Still, I disagree with your sentiment “which is huge in my eyes, but still not worth the runtime penalty”. What is the runtime penalty? Can you tell? Doesn’t it depend on whether or not the actual application you are developing is time critical?
If it is indeed time critical, the desired behavior I’d want is to be able to have a compiler flag to disable/enable exception specifications.
That way, you can enable them for tests and make sure you never[1] throw unexpected, and disable them for release builds.
[1] as certain as your code coverage by tests allows you to be.
07/10/2009 at 16:39
The runtime penalty is more in cases where the function MAY throw, but doesn’t actually (for example when you’re implementing an interface or foreseeing inheritance), and the exception specification actually prevents the compiler from optimizing.
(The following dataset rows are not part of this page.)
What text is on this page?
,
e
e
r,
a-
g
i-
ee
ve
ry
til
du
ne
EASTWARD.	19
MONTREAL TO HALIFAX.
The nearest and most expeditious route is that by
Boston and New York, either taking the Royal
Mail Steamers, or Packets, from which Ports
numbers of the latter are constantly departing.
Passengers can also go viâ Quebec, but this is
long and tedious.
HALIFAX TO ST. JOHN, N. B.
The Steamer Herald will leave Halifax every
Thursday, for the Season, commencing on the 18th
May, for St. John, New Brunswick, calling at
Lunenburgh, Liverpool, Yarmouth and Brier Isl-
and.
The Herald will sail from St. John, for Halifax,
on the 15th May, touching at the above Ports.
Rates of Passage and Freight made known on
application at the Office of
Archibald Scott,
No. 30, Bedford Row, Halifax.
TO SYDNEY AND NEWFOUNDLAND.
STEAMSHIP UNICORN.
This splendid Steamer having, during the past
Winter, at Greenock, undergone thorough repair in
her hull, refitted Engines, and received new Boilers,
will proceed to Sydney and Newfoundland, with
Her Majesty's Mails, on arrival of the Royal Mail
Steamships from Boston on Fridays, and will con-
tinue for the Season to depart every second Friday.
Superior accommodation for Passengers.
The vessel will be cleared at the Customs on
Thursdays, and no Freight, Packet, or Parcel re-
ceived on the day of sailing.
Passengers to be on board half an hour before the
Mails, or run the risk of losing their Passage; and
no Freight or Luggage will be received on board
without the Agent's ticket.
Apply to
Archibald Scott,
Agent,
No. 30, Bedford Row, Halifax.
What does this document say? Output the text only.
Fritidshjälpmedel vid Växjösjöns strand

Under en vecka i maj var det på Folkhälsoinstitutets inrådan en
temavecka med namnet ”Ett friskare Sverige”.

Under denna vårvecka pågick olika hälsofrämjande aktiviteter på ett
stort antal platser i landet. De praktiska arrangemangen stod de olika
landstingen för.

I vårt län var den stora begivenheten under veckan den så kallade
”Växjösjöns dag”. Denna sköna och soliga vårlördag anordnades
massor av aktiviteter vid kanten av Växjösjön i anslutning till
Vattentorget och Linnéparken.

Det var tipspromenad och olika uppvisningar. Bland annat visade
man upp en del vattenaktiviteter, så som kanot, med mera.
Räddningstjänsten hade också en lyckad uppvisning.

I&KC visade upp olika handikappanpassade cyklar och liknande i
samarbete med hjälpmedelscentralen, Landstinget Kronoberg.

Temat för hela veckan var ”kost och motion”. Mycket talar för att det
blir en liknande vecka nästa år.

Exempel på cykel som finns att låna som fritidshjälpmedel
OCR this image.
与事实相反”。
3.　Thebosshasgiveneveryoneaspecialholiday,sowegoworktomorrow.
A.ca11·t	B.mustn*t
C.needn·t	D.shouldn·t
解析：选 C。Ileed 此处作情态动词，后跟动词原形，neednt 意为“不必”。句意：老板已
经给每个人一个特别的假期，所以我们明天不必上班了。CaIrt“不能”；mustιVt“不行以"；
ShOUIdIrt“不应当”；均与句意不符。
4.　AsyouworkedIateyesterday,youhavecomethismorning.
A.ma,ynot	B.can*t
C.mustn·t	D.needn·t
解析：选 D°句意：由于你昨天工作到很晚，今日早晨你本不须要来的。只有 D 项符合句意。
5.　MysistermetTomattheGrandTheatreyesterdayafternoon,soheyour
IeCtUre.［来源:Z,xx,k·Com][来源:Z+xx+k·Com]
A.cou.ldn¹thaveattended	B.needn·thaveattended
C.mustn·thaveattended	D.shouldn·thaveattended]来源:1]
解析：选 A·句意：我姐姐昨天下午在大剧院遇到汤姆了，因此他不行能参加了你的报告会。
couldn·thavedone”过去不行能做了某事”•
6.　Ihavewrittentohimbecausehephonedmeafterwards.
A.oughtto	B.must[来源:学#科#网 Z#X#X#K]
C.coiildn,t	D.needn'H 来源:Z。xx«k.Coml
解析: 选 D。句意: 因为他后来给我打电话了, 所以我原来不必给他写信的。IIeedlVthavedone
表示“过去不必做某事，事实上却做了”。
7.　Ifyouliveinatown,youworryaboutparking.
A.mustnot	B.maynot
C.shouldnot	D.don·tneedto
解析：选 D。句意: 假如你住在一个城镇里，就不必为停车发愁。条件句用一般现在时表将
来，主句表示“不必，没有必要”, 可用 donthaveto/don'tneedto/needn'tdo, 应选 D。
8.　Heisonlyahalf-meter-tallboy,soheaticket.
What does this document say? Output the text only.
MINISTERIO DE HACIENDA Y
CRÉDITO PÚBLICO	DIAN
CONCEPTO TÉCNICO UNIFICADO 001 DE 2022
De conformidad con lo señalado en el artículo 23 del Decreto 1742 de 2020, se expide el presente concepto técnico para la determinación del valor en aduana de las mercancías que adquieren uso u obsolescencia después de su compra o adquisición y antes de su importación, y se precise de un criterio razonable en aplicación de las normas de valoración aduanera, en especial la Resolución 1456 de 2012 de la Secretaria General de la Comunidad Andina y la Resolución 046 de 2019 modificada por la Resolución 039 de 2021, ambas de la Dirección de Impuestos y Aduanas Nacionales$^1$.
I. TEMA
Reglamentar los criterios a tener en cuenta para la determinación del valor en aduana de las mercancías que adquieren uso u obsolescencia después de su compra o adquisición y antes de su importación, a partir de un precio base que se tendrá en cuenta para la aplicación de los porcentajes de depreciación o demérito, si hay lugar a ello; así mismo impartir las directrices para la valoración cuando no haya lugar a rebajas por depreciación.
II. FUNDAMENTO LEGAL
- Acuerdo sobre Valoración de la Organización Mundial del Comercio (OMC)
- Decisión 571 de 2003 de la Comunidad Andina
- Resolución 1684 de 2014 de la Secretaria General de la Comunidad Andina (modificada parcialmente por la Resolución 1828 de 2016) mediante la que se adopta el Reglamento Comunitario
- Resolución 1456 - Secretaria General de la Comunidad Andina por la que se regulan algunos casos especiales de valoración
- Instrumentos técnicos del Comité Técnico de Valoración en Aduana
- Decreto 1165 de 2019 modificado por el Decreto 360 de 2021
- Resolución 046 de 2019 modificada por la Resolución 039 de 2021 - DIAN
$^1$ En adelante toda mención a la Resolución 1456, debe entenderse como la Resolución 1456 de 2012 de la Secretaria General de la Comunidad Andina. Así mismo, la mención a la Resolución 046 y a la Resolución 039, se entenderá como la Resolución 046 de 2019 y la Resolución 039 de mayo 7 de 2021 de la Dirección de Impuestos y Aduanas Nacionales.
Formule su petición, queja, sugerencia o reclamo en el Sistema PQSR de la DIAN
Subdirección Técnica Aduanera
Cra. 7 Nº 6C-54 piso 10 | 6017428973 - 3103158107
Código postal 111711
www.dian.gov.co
For example, here’s why Boost doesn’t use exception specifications: http://www.boost.org/development/requirements.html#Exception-specification
The solution you suggest (compiler flag) is esentially the same as treating the exceptions you expect to happen and putting an assert(0) on a catch all (catch (…)). Then the assert will be removed on release builds automatically while still providing the needed checking during test phase.
However, I do believe that exception specifications are good as they provide a far better contract (that is also enforced) between the caller and the callee. The problem is in the fact that the enforcement is done in run time and not in compile time.. You would never want your program to terminate with an std::unexpected() in a released version.